MexECON Blog

Peso Review - August 2014

In August, the Mexican peso rose 1.1% against the U.S. dollar, closing the month at a spot-market value of $0.0764 (13.09 pesos per dollar).  However, that was not enough to offset the currency's steep 1.8% decline in July and 0.9% fall in June.  Moreover, trading in the peso was quite volatile during August, with the currency rebounding spritely in the first half of the month but then spending the second half of the month bouncing around a trading range between approximately $0.0760 (13.16 pesos per dollar) and $0.0766 (13.05 pesos per dollar).  

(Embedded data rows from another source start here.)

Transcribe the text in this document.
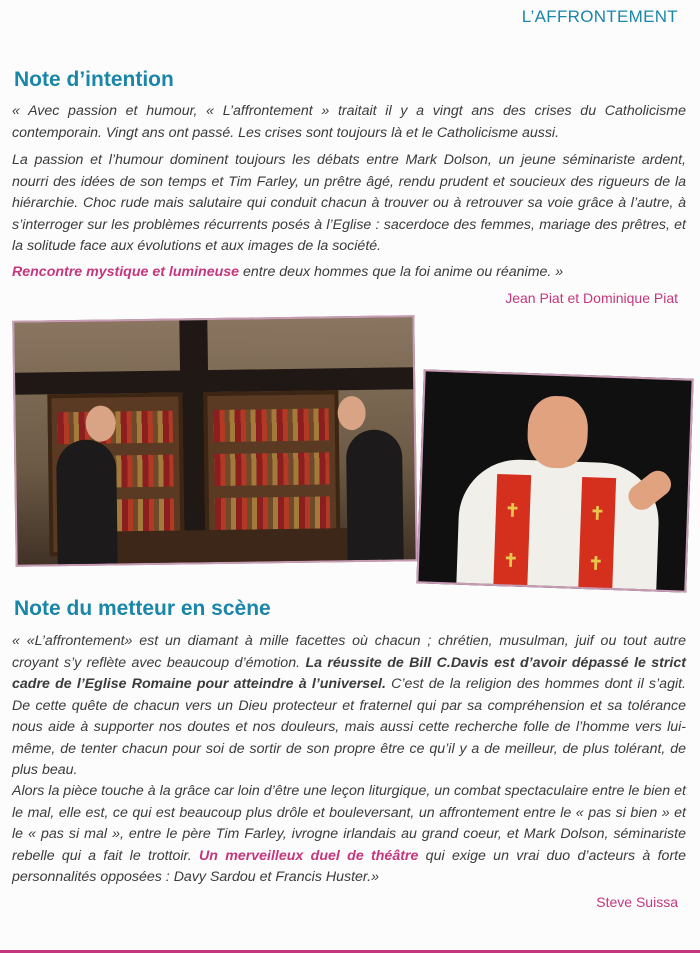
L’AFFRONTEMENT
Note d’intention
« Avec passion et humour, « L’affrontement » traitait il y a vingt ans des crises du Catholicisme contemporain. Vingt ans ont passé. Les crises sont toujours là et le Catholicisme aussi.
La passion et l’humour dominent toujours les débats entre Mark Dolson, un jeune séminariste ardent, nourri des idées de son temps et Tim Farley, un prêtre âgé, rendu prudent et soucieux des rigueurs de la hiérarchie. Choc rude mais salutaire qui conduit chacun à trouver ou à retrouver sa voie grâce à l’autre, à s’interroger sur les problèmes récurrents posés à l’Eglise : sacerdoce des femmes, mariage des prêtres, et la solitude face aux évolutions et aux images de la société.
Rencontre mystique et lumineuse entre deux hommes que la foi anime ou réanime. »
Jean Piat et Dominique Piat
✝	✝
✝	✝
Note du metteur en scène
« «L’affrontement» est un diamant à mille facettes où chacun ; chrétien, musulman, juif ou tout autre croyant s’y reflète avec beaucoup d’émotion. La réussite de Bill C.Davis est d’avoir dépassé le strict cadre de l’Eglise Romaine pour atteindre à l’universel. C’est de la religion des hommes dont il s’agit. De cette quête de chacun vers un Dieu protecteur et fraternel qui par sa compréhension et sa tolérance nous aide à supporter nos doutes et nos douleurs, mais aussi cette recherche folle de l’homme vers lui-même, de tenter chacun pour soi de sortir de son propre être ce qu’il y a de meilleur, de plus tolérant, de plus beau.
Alors la pièce touche à la grâce car loin d’être une leçon liturgique, un combat spectaculaire entre le bien et le mal, elle est, ce qui est beaucoup plus drôle et bouleversant, un affrontement entre le « pas si bien » et le « pas si mal », entre le père Tim Farley, ivrogne irlandais au grand coeur, et Mark Dolson, séminariste rebelle qui a fait le trottoir. Un merveilleux duel de théâtre qui exige un vrai duo d’acteurs à forte personnalités opposées : Davy Sardou et Francis Huster.»
Steve Suissa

Comment:  The peso's good rebound in the first half of August came as investors started to regain their wits after Argentina's latest debt default.  In July, that default had sparked a considerable pullback from the developing countries, but investors have now started to discriminate between the irresponsible behavior of Argentina and the good economic fundamentals and investor-friendly policies of other key developing countries, such as Mexico.  In addition, it has become clear that the recent rebound in the U.S. economy is helping propel a reacceleration in Mexican exports, even as the country's long-suffering construction sector is starting to rebound.  The gathering strength in the Mexican economy has even sparked speculation that Banco de México will soon start to consider raising interest rates again.  That would likely prompt renewed interest in Mexican assets and renewed buying of the peso.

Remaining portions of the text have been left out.